For reasons I can’t recall I was rereading my quantum text last night (Ballentine). After presenting the coordinate representation of Schrodinger’s wave equation (eq. 4.4) (presuming the absence of a magnetic field):
Ballentine writes the following:
“Because (4.4) has the mathematical form of a wave equation, it is very tempting to interpret the wave equation as a physical field or “wave”…Moreover, it may seem plausible to assume that a wave field is associated with a particle, and even that a particle may be identified with a wave packet solution of (4.4). To forestall such misinterpretations…”
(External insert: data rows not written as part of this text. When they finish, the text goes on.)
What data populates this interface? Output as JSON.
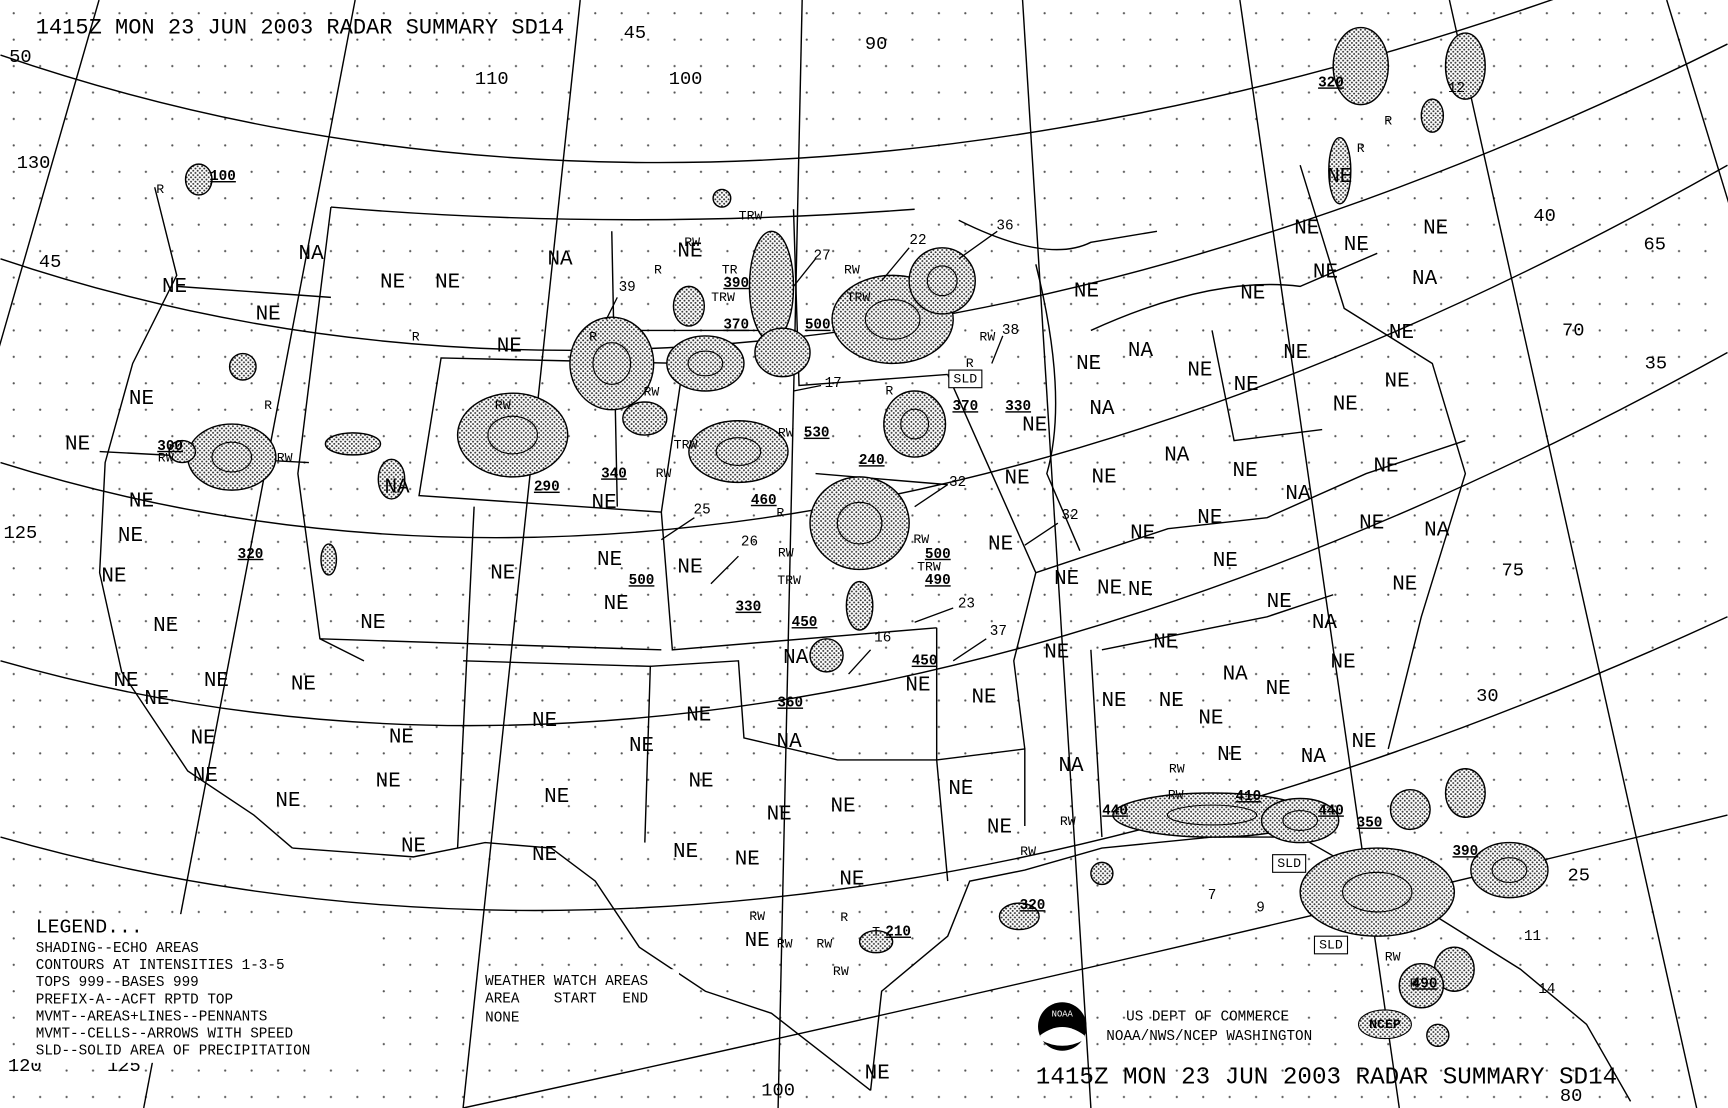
{
  "header": {
    "title": "1415Z MON 23 JUN 2003 RADAR SUMMARY SD14"
  },
  "footer": {
    "title": "1415Z MON 23 JUN 2003 RADAR SUMMARY SD14"
  },
  "legend": {
    "heading": "LEGEND...",
    "lines": [
      "SHADING--ECHO AREAS",
      "CONTOURS AT INTENSITIES 1-3-5",
      "TOPS 999--BASES 999",
      "PREFIX-A--ACFT RPTD TOP",
      "MVMT--AREAS+LINES--PENNANTS",
      "MVMT--CELLS--ARROWS WITH SPEED",
      "SLD--SOLID AREA OF PRECIPITATION"
    ]
  },
  "watch": {
    "heading": "WEATHER WATCH AREAS",
    "columns": "AREA    START   END",
    "entry": "NONE"
  },
  "agency": {
    "lines": [
      "US DEPT OF COMMERCE",
      "NOAA/NWS/NCEP WASHINGTON"
    ],
    "noaa_logo": "NOAA",
    "ncep_logo": "NCEP"
  },
  "map": {
    "labels": [
      "NA",
      "NE",
      "NE",
      "NA",
      "NE",
      "NE",
      "NE",
      "NE",
      "NE",
      "NA",
      "NE",
      "NE",
      "NE",
      "NE",
      "NE",
      "NE",
      "NE",
      "NE",
      "NE",
      "NE",
      "NE",
      "NE",
      "NE",
      "NE",
      "NE",
      "NE",
      "NE",
      "NE",
      "NE",
      "NE",
      "NE",
      "NE",
      "NE",
      "NE",
      "NE",
      "NA",
      "NE",
      "NE",
      "NE",
      "NE",
      "NE",
      "NE",
      "NE",
      "NE",
      "NA",
      "NE",
      "NE",
      "NE",
      "NE",
      "NA",
      "NE",
      "NE",
      "NE",
      "NE",
      "NE",
      "NE",
      "NE",
      "NE",
      "NE",
      "NE",
      "NA",
      "NE",
      "NA",
      "NE",
      "NE",
      "NE",
      "NA",
      "NE",
      "NE",
      "NE",
      "NA",
      "NE",
      "NA",
      "NE",
      "NE",
      "NE",
      "NA",
      "NE",
      "NE",
      "NA",
      "NE",
      "NE",
      "NA",
      "NE",
      "NE",
      "NE",
      "NE",
      "NE",
      "NE",
      "NA",
      "NE",
      "NE",
      "NE",
      "NE",
      "NE",
      "NE",
      "NE",
      "NE"
    ],
    "tops": [
      "100",
      "300",
      "320",
      "290",
      "340",
      "530",
      "240",
      "460",
      "500",
      "490",
      "500",
      "330",
      "450",
      "450",
      "360",
      "390",
      "370",
      "500",
      "370",
      "330",
      "320",
      "440",
      "410",
      "440",
      "350",
      "390",
      "320",
      "210",
      "490"
    ],
    "speeds": [
      "39",
      "27",
      "22",
      "36",
      "38",
      "17",
      "32",
      "32",
      "25",
      "26",
      "23",
      "37",
      "16",
      "7",
      "9",
      "11",
      "14",
      "12"
    ],
    "precip": [
      "RW",
      "R",
      "R",
      "RW",
      "RW",
      "R",
      "RW",
      "R",
      "R",
      "RW",
      "TRW",
      "TR",
      "TRW",
      "RW",
      "TRW",
      "RW",
      "R",
      "TRW",
      "RW",
      "RW",
      "RW",
      "TRW",
      "RW",
      "TRW",
      "R",
      "R",
      "RW",
      "RW",
      "RW",
      "RW",
      "RW",
      "R",
      "RW",
      "RW",
      "RW",
      "T",
      "RW",
      "R",
      "R",
      "R"
    ],
    "sld": [
      "SLD",
      "SLD",
      "SLD"
    ],
    "grid_labels": [
      "50",
      "130",
      "45",
      "125",
      "120",
      "125",
      "110",
      "100",
      "90",
      "100",
      "40",
      "65",
      "70",
      "35",
      "75",
      "30",
      "25",
      "80",
      "45"
    ]
  }
}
Whoops. I’ve been finding out that I have a lot of such misconceptions about quantum mechanics (and much else) and perhaps this is another one. Ballentine’s basic argument is that if you look at a system of N particles you obtain a single wave function describing the entire system, not N separate wave functions. The confusion, he claims, arises because for a single particle we can identify the three spatial dimensions the particle moves in with the three dimensional configuration space its ‘trajectory’ lies in. However for a system of N particles, those particles still ‘move’ in three spatial dimensions but the system’s ‘trajectory’ lies in a 3N dimensional configuration space.
This suggests to me that when we are learning or teaching quantum we should be careful. Its common to ‘sketch’ wave functions for messy potentials in 1D to build some intuition. We can relate aspects of the wave function (its wavelength) to the energy and momentum of the particle for example. But would the wavelength of the wave function of the N particle system mean? I’m not sure at the moment.
Something to ponder (and hopefully resolve else this blog becomes little but a list of my own shortcomings)